Auf Jamal
Regie: Peter Adler
Buch: Peter Adler, Oxana Evdokimova
Kamera: Eugen Schlegel
Schnitt: Bernhard Sehne
Produktion: Solveigh Hardt (LeVision Leipzig)
Redaktion: Achim Schöbel, Wolfgang Brinkschulte(MDR), Catherine Le Goff (ARTE)
Jamal ist eine Halbinsel im Nordwesten Sibiriens und heißt „Rand der Welt“ in der Sprache der Nenzen. Sie sind die letzten Rentier-Nomaden und leben wie seit jeher in Einklang mit der Natur.
Familie Tibitschi bewohnt ein Zelt aus Rentierfellen. Rundherum nur die endlose Weite der Tundra. Es gibt weder Strom noch Telefon. Sie leben von ihrer Herde, von den Fischen im Fluß, von Beeren und Pilzen: Michail, der Vater, ist einer der letzten Schlittenbauer seines Volkes. Wie seine Vorfahren schon baut er das traditionelle Transportmittel mit einfachsten Werkzeugen und ohne dabei ein einziges Stück Metall zu verwenden. Sein jüngster Sohn, der 10jährige Jeiko hilft ihm und lernt dabei. Die fünfzehnjährige Tochter Lida und ihre Mutter bearbeiten die Felle und kümmern sich um die Kochstelle. Frische Lebensmittel holen sie aus einem Loch in der Erde: 50 Zentimeter unter der Grasnarbe beginnt der Permafrost – doch Jahr für Jahr, berichtet Tatjana, müssen sie jetzt tiefer Graben. Der Klimawandel bedroht die Lebenswelt der Menschen, die ihn am wenigsten verursacht haben.
Die älteren Kinder der Tibitschis sind im Sommer mit den Rentieren weit im Norden unterwegs. Mit der Rückkehr der riesigen Herden erleben wir ein spektakuläres Schauspiel. Zum ersten mal gibt es jetzt auch wieder Fleisch: Das noch warme Rentier wird an Ort und Stelle und roh verzehrt, dazu wird sein Blut getrunken. Das, so sagen die Nenzen, gibt Kraft für ihren langen Zug bis zu den winterlichen Weidegründen in den Waldgebieten der Taiga.

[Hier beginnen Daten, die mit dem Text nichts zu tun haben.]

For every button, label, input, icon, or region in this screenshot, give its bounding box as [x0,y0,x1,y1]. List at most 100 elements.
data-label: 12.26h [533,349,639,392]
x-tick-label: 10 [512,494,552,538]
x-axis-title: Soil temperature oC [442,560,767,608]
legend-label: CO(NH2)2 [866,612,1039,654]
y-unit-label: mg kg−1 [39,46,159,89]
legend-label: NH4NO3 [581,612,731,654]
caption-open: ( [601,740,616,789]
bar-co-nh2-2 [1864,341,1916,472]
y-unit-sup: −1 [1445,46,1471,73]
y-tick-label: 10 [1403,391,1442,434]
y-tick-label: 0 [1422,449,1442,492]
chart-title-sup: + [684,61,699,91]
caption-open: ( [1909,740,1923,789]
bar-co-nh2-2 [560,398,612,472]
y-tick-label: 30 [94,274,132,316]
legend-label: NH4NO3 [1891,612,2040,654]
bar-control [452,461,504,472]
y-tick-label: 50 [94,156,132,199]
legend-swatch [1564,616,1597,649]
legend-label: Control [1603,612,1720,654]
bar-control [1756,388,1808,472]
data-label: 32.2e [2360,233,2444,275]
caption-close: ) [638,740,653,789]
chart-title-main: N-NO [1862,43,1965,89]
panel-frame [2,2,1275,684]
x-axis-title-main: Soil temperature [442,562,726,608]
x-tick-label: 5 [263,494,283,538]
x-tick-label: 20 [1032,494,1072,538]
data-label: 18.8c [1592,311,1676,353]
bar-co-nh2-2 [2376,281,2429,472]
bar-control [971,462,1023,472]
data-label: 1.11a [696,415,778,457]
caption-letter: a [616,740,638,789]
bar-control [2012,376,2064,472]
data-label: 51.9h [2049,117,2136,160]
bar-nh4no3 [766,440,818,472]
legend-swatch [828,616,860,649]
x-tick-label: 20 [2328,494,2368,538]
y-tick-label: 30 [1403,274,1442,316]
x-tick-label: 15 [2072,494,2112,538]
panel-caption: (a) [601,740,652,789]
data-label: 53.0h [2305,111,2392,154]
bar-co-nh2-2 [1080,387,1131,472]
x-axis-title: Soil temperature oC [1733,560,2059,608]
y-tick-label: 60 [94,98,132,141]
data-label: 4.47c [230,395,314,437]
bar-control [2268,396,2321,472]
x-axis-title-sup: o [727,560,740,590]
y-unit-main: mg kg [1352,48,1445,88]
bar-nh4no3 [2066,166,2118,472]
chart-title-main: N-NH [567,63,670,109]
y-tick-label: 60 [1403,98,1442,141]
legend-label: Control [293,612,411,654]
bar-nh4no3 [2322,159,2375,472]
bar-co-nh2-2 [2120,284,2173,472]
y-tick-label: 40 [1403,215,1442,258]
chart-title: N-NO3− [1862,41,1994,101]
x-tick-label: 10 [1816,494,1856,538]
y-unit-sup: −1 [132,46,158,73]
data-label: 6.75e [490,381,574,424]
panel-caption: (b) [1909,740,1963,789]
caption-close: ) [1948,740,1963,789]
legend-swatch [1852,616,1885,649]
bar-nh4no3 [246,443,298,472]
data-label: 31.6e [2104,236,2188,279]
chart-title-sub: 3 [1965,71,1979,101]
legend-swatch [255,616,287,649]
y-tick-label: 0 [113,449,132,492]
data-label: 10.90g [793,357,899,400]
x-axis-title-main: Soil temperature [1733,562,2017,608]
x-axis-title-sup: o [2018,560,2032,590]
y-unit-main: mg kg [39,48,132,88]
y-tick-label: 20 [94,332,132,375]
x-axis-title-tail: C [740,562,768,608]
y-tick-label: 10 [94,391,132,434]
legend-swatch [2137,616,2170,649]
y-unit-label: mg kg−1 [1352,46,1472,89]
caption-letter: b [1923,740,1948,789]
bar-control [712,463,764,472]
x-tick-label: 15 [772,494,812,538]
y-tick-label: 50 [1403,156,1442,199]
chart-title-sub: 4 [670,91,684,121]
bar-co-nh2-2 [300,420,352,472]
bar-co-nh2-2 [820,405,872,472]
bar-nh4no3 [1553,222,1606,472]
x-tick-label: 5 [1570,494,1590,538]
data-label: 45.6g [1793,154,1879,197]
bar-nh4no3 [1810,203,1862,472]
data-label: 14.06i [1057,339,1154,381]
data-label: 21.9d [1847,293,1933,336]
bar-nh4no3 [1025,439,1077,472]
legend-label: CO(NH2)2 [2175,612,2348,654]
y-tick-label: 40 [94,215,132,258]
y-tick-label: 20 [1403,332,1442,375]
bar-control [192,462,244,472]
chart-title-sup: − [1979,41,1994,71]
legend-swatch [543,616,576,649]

Für die Nenzen ist Ja Men - die Erde - der Ursprung der Menschheit, sie ist die Urmutter. Die Erde ist der Platz, auf dem von dem man lebt. Sogar wenn man stirbt, darf man sie nicht verletzen. Doch Jamal ist Gasland. Überall im Land der Rentiere wachsen die Bohrtürme. Von hier kommt die Energie für uns im benachbarten Europa. Im Boden von Jamal liegen fast 90 % der russischen Gas-Vorräte und ein Viertel der Welt-Reserven. „Atem der Erde“ heißt das Gas in der Sprache der Nenzen, und es scheint so, als würde mit dem Gas auch die Kultur der Nenzen verschwinden.
Als Vorbereitung für ein Leben in der Zivilisation besuchen Lena und Jeiko – wie alle nenzischen Kinder – 11 Jahre lang einSchulinternat. Neun Monate im Jahr versuchen russische Erzieherinnen aus Nomadenkindern Bürger einer globalisierten Welt zu machen. „Wir müssen ihnen unsere Regeln aufzwingen“, sagt Erzieherin Tatjana, und: „Es gibt kein Zurück mehr zum Alten“. Lena und ihr Bruder Jeiko aber wollen – wie viele andere junge Nenzen - nach der Schule zurück in die Tundra und zu ihren Herden. Dort, sagen sie, gehören wir hin.